We all know that a much better healthcheck would be something that validates content on the end-systems, like an HTTP GET for a specific page, looking for an HTTP 200 response so we know that the content exists, but that isn’t always necessary. Sometimes, a tcp-half-open or a tcp-handshake might be the best way to go.

If going with either tcp health check method, you’re simply checking whether something is answering at the specified port on your system. If you’re load balancing HTTP traffic to an apache box that runs apache on port 80, doing a tcp healthcheck to port 80 will usually tell you whether Apache is running, but won’t necessarily tell you that your content is valid. Of course, that’s ok if you trust your ability to validate that on your own.  An interesting problem with doing a tcp-check, is that you need to know whose health you’re actually checking!

Let’s assume for a moment that the servers to which you’re load balancing traffic are behind a firewall instead of being local to your load balancer. If the firewall is acting as a full-proxy (like an F5 load balancer does) and you simply send a tcp-half-open or tcp-handshake, all you’re doing is checking the health of the firewall. A full proxy will complete a 3 way handshake with the client (in this case the load balancer) before completing a 3-way handshake with the server. By doing this, the box can, to a certain point, keep the client from starting a SYN-Flood. The only way the server sees the traffic is if the 3-way handshake actually completed.

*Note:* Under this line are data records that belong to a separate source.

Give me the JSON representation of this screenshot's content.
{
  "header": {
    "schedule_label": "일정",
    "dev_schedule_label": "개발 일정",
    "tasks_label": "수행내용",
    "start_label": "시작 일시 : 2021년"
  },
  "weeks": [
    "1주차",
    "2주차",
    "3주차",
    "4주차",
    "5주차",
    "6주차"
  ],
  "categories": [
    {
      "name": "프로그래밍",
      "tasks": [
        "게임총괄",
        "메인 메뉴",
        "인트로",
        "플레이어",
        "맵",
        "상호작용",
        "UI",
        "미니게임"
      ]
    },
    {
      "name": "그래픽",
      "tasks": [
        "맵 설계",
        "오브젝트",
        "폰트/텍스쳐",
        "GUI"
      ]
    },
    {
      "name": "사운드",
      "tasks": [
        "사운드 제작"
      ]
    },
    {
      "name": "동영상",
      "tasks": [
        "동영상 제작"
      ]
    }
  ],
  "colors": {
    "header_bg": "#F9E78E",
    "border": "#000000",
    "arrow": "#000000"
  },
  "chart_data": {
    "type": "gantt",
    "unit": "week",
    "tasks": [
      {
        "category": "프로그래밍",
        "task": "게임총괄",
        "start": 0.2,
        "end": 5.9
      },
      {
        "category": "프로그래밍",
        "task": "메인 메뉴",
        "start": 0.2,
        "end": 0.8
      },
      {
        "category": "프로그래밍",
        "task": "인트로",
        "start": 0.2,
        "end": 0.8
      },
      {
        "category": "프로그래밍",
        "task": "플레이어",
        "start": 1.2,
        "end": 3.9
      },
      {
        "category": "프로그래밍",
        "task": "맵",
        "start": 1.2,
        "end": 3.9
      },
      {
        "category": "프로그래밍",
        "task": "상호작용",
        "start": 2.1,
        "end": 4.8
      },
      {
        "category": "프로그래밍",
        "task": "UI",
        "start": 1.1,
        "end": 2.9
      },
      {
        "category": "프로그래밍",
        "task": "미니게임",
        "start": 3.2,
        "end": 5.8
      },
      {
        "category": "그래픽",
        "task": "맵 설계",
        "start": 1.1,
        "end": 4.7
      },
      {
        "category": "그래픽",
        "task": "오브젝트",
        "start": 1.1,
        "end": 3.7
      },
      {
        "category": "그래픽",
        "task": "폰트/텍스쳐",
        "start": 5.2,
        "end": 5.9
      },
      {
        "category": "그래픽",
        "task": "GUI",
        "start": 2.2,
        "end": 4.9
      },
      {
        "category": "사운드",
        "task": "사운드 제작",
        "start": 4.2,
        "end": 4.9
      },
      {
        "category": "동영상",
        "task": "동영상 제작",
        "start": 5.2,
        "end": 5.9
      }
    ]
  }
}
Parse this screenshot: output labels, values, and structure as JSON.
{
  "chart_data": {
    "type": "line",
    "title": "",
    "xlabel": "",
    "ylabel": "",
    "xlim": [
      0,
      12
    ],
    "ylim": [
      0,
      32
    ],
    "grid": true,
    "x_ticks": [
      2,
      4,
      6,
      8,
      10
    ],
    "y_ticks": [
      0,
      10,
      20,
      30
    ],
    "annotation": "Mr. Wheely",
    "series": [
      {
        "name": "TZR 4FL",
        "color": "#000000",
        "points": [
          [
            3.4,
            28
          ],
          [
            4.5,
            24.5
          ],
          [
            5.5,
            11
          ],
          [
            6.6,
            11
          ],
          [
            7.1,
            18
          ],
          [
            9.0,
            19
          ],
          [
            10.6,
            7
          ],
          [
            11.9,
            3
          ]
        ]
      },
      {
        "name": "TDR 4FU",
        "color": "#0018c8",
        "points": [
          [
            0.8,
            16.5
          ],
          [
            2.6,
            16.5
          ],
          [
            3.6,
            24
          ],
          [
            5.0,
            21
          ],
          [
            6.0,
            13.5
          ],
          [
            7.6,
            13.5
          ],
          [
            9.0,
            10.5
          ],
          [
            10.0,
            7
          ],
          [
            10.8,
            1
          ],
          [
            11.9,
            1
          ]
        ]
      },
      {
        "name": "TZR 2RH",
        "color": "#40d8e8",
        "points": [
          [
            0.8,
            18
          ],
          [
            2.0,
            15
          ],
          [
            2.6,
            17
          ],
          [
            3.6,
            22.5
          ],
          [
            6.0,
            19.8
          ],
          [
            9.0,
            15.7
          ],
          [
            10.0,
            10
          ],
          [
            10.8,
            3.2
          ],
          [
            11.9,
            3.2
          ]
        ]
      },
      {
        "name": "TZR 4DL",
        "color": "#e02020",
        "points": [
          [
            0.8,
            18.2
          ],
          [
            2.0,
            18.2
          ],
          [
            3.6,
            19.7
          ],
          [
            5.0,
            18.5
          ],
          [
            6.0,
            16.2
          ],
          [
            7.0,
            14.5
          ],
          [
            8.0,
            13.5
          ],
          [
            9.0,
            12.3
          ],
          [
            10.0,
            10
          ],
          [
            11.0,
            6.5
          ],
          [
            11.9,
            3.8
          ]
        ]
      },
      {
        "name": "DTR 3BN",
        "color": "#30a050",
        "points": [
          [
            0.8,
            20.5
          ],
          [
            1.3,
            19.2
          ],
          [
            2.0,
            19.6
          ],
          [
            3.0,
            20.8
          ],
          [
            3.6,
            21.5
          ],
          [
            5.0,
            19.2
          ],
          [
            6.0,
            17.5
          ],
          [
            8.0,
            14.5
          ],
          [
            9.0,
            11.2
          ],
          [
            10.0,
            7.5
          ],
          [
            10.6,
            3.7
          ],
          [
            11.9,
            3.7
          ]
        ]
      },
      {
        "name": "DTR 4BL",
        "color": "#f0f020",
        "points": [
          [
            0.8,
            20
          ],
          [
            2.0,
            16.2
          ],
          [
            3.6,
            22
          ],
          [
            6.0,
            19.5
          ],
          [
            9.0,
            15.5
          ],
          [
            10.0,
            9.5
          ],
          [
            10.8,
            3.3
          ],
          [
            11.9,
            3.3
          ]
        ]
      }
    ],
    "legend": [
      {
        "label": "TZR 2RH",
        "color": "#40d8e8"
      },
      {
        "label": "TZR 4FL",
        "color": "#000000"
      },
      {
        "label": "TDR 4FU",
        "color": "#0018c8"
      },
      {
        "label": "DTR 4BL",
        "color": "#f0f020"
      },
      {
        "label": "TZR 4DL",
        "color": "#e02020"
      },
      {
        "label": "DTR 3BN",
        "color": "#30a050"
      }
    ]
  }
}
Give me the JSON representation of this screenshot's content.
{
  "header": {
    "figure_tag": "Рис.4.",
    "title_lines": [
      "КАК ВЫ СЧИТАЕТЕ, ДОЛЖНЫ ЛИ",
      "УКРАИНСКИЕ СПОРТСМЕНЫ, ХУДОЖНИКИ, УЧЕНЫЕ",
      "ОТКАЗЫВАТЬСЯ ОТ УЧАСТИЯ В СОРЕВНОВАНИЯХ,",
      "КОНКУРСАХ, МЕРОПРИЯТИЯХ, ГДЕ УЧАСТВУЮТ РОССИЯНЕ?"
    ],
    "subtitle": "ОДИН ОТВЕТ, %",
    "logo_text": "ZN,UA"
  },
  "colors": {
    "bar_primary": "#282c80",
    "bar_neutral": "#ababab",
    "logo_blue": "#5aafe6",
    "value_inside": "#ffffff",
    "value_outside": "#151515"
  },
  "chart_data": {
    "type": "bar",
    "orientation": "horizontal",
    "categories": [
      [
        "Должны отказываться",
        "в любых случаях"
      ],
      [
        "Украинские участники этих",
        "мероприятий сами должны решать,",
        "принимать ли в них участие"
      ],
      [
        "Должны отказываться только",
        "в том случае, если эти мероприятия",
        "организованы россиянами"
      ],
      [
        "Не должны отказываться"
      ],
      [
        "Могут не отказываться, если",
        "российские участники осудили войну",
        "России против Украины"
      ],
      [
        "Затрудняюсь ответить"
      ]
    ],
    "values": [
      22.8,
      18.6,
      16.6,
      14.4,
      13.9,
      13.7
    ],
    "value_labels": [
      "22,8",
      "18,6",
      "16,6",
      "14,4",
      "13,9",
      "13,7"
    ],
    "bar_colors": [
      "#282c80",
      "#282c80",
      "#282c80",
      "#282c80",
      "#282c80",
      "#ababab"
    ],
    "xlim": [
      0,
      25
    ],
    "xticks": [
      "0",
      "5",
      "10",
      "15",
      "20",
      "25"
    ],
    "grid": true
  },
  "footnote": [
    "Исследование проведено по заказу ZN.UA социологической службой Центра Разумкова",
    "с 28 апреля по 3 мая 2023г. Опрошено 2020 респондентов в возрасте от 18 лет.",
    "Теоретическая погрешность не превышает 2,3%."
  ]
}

Here’s the traffic flow for sending a tcp 3-way handshake from the load balancer to a system behind a firewall:

1. The load balancer sends a SYN packet to the server.

2. Since the Firewall is a full-proxy, it actually gets the SYN, and sends a SYN, ACK to the load balancer.

3. The load balancer sends an ACK to what it assumes is the system it’s load balancing, but is actually the firewall.

4. Now that the handshake is complete, the firewall completes a 3-way handshake with the server.

5. Now, if the load balancer were to send an HTTP GET for /index.html, it would send it to the firewall and the firewall would send it to the server.

If we use our above flow for a TCP-Half-Open check, here’s what we get.

1. The load balancer sends a SYN to the destination server.

2. The firewall responds with a SYN, ACK.

3. The load balancer has no idea that the firewall, rather than the server, sent the SYN, ACK and therefore considers the connection up and sends a RST to kill the connection.

Another problem is that the firewall will complete a 3-way handshake with the load balancer even if the server isn’t online. While some devices, F5 load balancers for example, allow you to configure them so they don’t even complete a handshake if the systems behind them are down, this is far from the norm.  So, by doing a tcp-check, we aren’t actually checking the destination server’s health at all.

In short, it’s important to understand what systems are between your load balancer and the systems to which you want to send traffic. If you encounter a proxy on the way, you’ll likely want to use a more intelligent healthcheck than simply seeing whether a service is listening on a certain port. Using HTTP traffic as an example, send an HTTP-GET request for a certain page and look for a specific response code. Doing so will ensure your destination server, and not a firewall, is responding to your health checks.  As cloud computing continues to ramp up, it’ll become more frequent that load balancers are sending traffic to systems in the cloud, thus often encountering firewalls and full-proxies on the way.